In general the canonical quotient map $q:S^n\rightarrow\mathbb{R}P^n$ is the attaching map for the top cell of $\mathbb{R}P^{n+1}$. This means that there is a cofibration sequence
$$S^n\xrightarrow{q}\mathbb{R}P^n\rightarrow \mathbb{R}P^{n+1}$$
and in particular a long exact sequence in homology
$$\dots\rightarrow H_{k+1}\mathbb{R}P^{n+1}\rightarrow H_kS^n\xrightarrow{q_*}H_k\mathbb{R}P^n \rightarrow H_k\mathbb{R}P^{n+1}\rightarrow H_{k-1}S^n\rightarrow\dots$$
If we put a CW structure on $S^n$ with two cells in each dimension $0\leq r\leq n$ then these cells are permuted by the $\mathbb{Z}_2$-action of the antipodal map. Hence the structure descends to give a CW structure of the quotient $\mathbb{R}P^n$
which has one cell in each dimension $0\leq r\leq n$.

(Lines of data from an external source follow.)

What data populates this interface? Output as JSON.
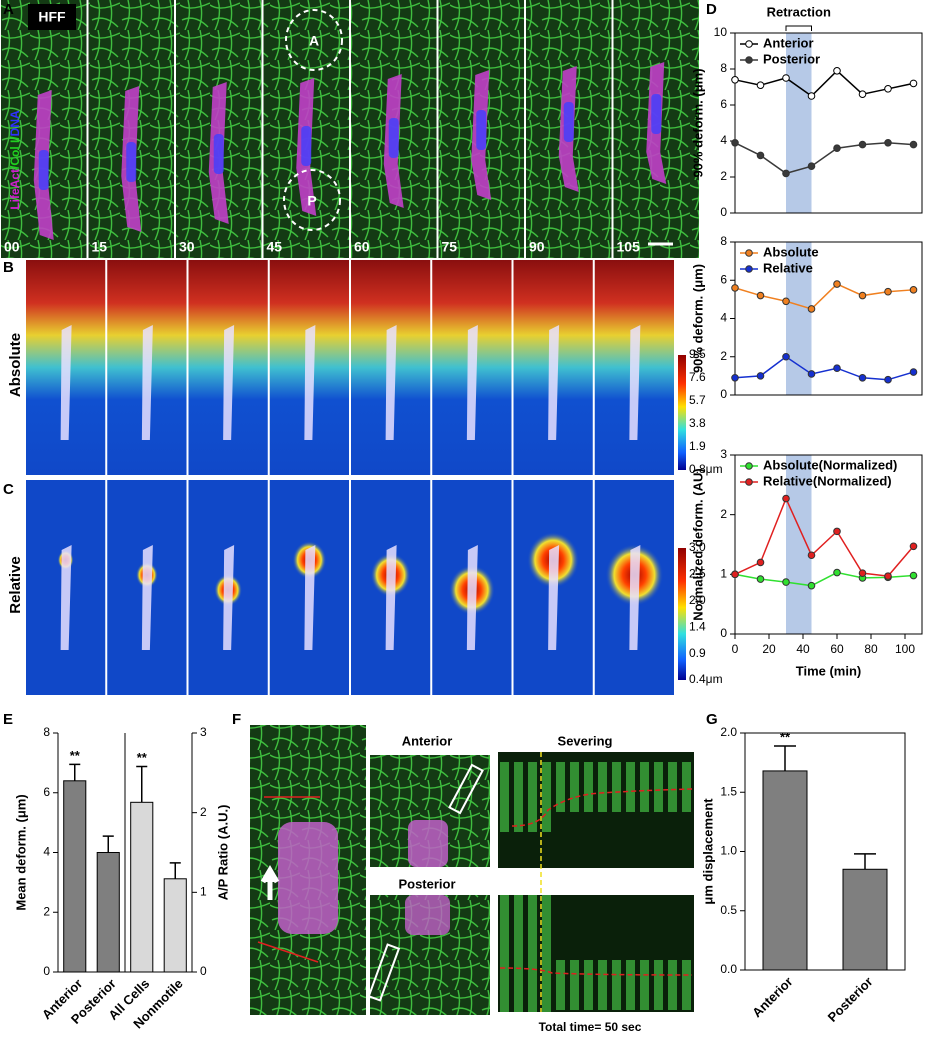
{
  "figure": {
    "panel_labels": [
      "A",
      "B",
      "C",
      "D",
      "E",
      "F",
      "G"
    ],
    "cell_line": "HFF",
    "stain": [
      "LifeAct",
      "/Col I/",
      "DNA"
    ],
    "times": [
      "00",
      "15",
      "30",
      "45",
      "60",
      "75",
      "90",
      "105"
    ],
    "region_labels": [
      "A",
      "P"
    ],
    "row_labels": [
      "Absolute",
      "Relative"
    ],
    "colorbars": [
      [
        "9.5",
        "7.6",
        "5.7",
        "3.8",
        "1.9",
        "0.8μm"
      ],
      [
        "3.0",
        "2.5",
        "2.0",
        "1.4",
        "0.9",
        "0.4μm"
      ]
    ],
    "f_labels": {
      "anterior": "Anterior",
      "posterior": "Posterior",
      "severing": "Severing",
      "total_time": "Total time= 50 sec"
    }
  },
  "chart_data": [
    {
      "type": "line",
      "annotation": "Retraction",
      "shade": [
        30,
        45
      ],
      "x": [
        0,
        15,
        30,
        45,
        60,
        75,
        90,
        105
      ],
      "xlim": [
        0,
        110
      ],
      "ylim": [
        0,
        10
      ],
      "yticks": [
        0,
        2,
        4,
        6,
        8,
        10
      ],
      "ylabel": "90% deform. (μm)",
      "legend": "top-left",
      "series": [
        {
          "name": "Anterior",
          "color": "#000000",
          "marker": "open",
          "values": [
            7.4,
            7.1,
            7.5,
            6.5,
            7.9,
            6.6,
            6.9,
            7.2
          ]
        },
        {
          "name": "Posterior",
          "color": "#3a3a3a",
          "marker": "filled",
          "values": [
            3.9,
            3.2,
            2.2,
            2.6,
            3.6,
            3.8,
            3.9,
            3.8
          ]
        }
      ]
    },
    {
      "type": "line",
      "shade": [
        30,
        45
      ],
      "x": [
        0,
        15,
        30,
        45,
        60,
        75,
        90,
        105
      ],
      "xlim": [
        0,
        110
      ],
      "ylim": [
        0,
        8
      ],
      "yticks": [
        0,
        2,
        4,
        6,
        8
      ],
      "ylabel": "90% deform. (μm)",
      "legend": "top-left",
      "series": [
        {
          "name": "Absolute",
          "color": "#f08020",
          "marker": "filled",
          "values": [
            5.6,
            5.2,
            4.9,
            4.5,
            5.8,
            5.2,
            5.4,
            5.5
          ]
        },
        {
          "name": "Relative",
          "color": "#1530d0",
          "marker": "filled",
          "values": [
            0.9,
            1.0,
            2.0,
            1.1,
            1.4,
            0.9,
            0.8,
            1.2
          ]
        }
      ]
    },
    {
      "type": "line",
      "shade": [
        30,
        45
      ],
      "x": [
        0,
        15,
        30,
        45,
        60,
        75,
        90,
        105
      ],
      "xlim": [
        0,
        110
      ],
      "xticks": [
        0,
        20,
        40,
        60,
        80,
        100
      ],
      "xlabel": "Time (min)",
      "ylim": [
        0,
        3
      ],
      "yticks": [
        0,
        1,
        2,
        3
      ],
      "ylabel": "Normalized deform. (AU)",
      "legend": "top-left",
      "series": [
        {
          "name": "Absolute(Normalized)",
          "color": "#30e030",
          "marker": "filled",
          "values": [
            1.0,
            0.92,
            0.87,
            0.81,
            1.03,
            0.94,
            0.95,
            0.98
          ]
        },
        {
          "name": "Relative(Normalized)",
          "color": "#e02020",
          "marker": "filled",
          "values": [
            1.0,
            1.2,
            2.27,
            1.32,
            1.72,
            1.02,
            0.97,
            1.47
          ]
        }
      ]
    },
    {
      "type": "bar",
      "categories": [
        "Anterior",
        "Posterior",
        "All Cells",
        "Nonmotile"
      ],
      "ylim": [
        0,
        8
      ],
      "yticks": [
        0,
        2,
        4,
        6,
        8
      ],
      "ylabel": "Mean deform. (μm)",
      "y2lim": [
        0,
        3
      ],
      "y2ticks": [
        0,
        1,
        2,
        3
      ],
      "y2label": "A/P Ratio (A.U.)",
      "significance": [
        "**",
        null,
        "**",
        null
      ],
      "series": [
        {
          "color": "#7f7f7f",
          "values": [
            6.4,
            4.0,
            null,
            null
          ],
          "errors": [
            0.55,
            0.55,
            null,
            null
          ]
        },
        {
          "axis": "y2",
          "color": "#d9d9d9",
          "values": [
            null,
            null,
            2.13,
            1.17
          ],
          "errors": [
            null,
            null,
            0.45,
            0.2
          ]
        }
      ]
    },
    {
      "type": "bar",
      "categories": [
        "Anterior",
        "Posterior"
      ],
      "ylim": [
        0,
        2
      ],
      "yticks": [
        {
          "value": 0,
          "label": "0.0"
        },
        {
          "value": 0.5,
          "label": "0.5"
        },
        {
          "value": 1,
          "label": "1.0"
        },
        {
          "value": 1.5,
          "label": "1.5"
        },
        {
          "value": 2,
          "label": "2.0"
        }
      ],
      "ylabel": "μm displacement",
      "significance": [
        "**",
        null
      ],
      "series": [
        {
          "color": "#7f7f7f",
          "values": [
            1.68,
            0.85
          ],
          "errors": [
            0.21,
            0.13
          ]
        }
      ]
    }
  ]
}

Then in $S^n$, the boundary orientation of the two $r$-cells agrees if $r$ is even, and is opposite in the case that $r$ is odd. This means that the cellular complex $C_*S^n$ (whose homology computes $H_*S^n$) is actually exact in degrees $\neq 0,n$. On the other hand, it means that in $C_*\mathbb{R}P^m$, where the cells in each dimension are identified, the differentials are either trivial (when the orientations are opposite), or multiplication by $2$ (when the orientations agree). Hence we compute
$$\tilde H_k\mathbb{R}P^{2r}\cong\begin{cases}0&k\leq 2r\:\text{even}\\\mathbb{Z}_2&k\leq 2r\:\text{odd}\end{cases}$$
and
$$\tilde H_k\mathbb{R}P^{2r+1}\cong\begin{cases}0&k< 2r+1\:\text{even}\\\mathbb{Z}_2&k<2r+1\;\text{odd}\\
\mathbb{Z}&k=2r+1\end{cases}$$
This gives us that whenever $n=2r+1$ is odd we have an exact sequence
$$H_{2r+2}\mathbb{R}P^{2r+2}\rightarrow H_{2r+1}S^{2r+1}\xrightarrow{q_*} H_{2r+1}\mathbb{R}P^{2r+1}3\rightarrow H_{2r+1}\mathbb{R}P^{2r+2}\rightarrow H_{2r}S^{2r+1}$$
which is exactly
$$0\rightarrow \mathbb{Z}\xrightarrow{q_*}\mathbb{Z}\rightarrow \mathbb{Z}_2\rightarrow 0.$$
Hence $q_*:H_{2r+1}S^{2r+1}\rightarrow H_{2r+1}\mathbb{R}P^{2r+1}$ is multiplication by $2$. In particular this holds for the odd integer $n=3$.
Best Answer
First a reference to read, How to compute the homology of $\mathbb{R}P^n$ with cellular homology:Peter May concise course in algebraic topology page 105. he gives $\mathbb{R}P^n$ a CW structure with one $q$-cell for $0 \le q \le n$ by passage to quotients from a CW structure on $S^n$ with two $q$-cells for $0 \le q \le n$. The cells are defined by $$j^q_{\pm}(x_1, \dots, x_q) = (\pm x_1, . . .,±x_q,±(1-\sum x_i^2)^{1/2}).$$ He then computes the differentials of the cellular chains of $S^n$, to deduces that the differentials are: $$d_q[j_{+}^q]=(-1)^q d_q[j_{-}^q]=j=[j_+^{q-1}]+(-1)^q[j_{-}^{q-1}]$$ for all $q \ge 1$. We can conclude that a generator for $H^n(S^n)$ is $[j_+^{n}]+(-1)^{q+1}[j_{-}^q]$.
He then defines the cell structure of $\mathbb{R}P^n$. If $p:S^n \to \mathbb{R}P^n$ is the quotient map, he defines the cellular structure on $\mathbb{R}P^n$ by the cellular maps $j^q=p \circ j_+^q=p \circ j_-^q$. Because he choose the CW structure for $S^n$ wisely (The antipodal map acts nice on that structure), he can easily calculate the differentials for the cellular complex of $\mathbb{R}P^n$ to find: $$d[j^q] = (1 + (−1)^q)[j^{q−1}] $$
we can now deduce that the generator $[j_+^{n}]+(-1)^{n+1}[j_{-}^n]$ of $H^n(S^n)$ is sent by $p_*$ to $(1+(-1)^{q+1})j^n$. You can now conclude that $p_*$ is zero for $n$ even and is multiplication by $2$ for $n$ odd. For your other 2 questions you should dualize your chain complex and do the same kind of calculations.